Therapeutic approaches aimed at curing prostate cancer are only partially successful given the occurrence of highly metastatic resistant phenotypes that frequently develop in response to therapies. Recently, we have described αvß6, a surface receptor of the integrin family as a novel therapeutic target for prostate cancer; this epithelial-specific molecule is an ideal target since, unlike other integrins, it is found in different types of cancer but not in normal tissues. We describe a novel αvß6-mediated signaling pathway that has profound effects on the microenvironment. We show that αvß6 is transferred from cancer cells to monocytes, including ß6-null monocytes, by exosomes and that monocytes from prostate cancer patients, but not from healthy volunteers, express αvß6. Cancer cell exosomes, purified via density gradients, promote M2 polarization, whereas αvß6 down-regulation in exosomes inhibits M2 polarization in recipient monocytes.
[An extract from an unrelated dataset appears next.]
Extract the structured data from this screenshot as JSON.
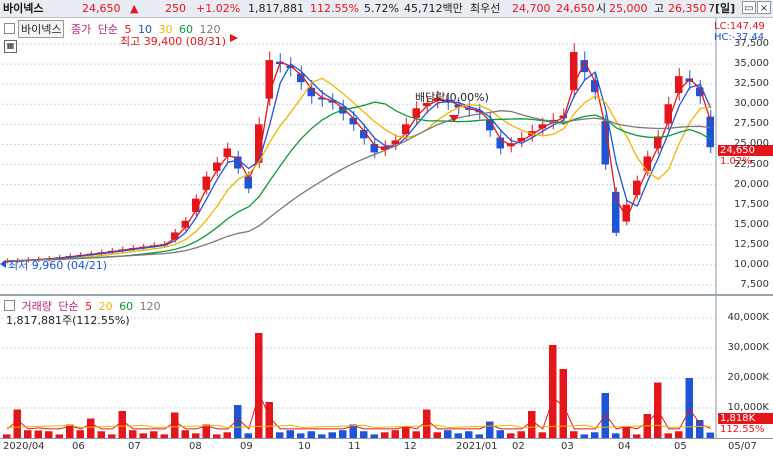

Also, as evaluated by our proteomic analysis, αvß6 down-regulation causes a significant increase in donor cancer cells, and their exosomes, of two molecules that have a tumor suppressive role, STAT1 and MX1/2. Finally, using the Ptenpc-/- prostate cancer mouse model, which carries a prostate epithelial-specific Pten deletion, we demonstrate that αvß6 inhibition in vivo causes up-regulation of STAT1 in cancer cells. Our results provide evidence of a novel mechanism that regulates M2 polarization and prostate cancer progression through transfer of αvß6 from cancer cells to monocytes through exosomes.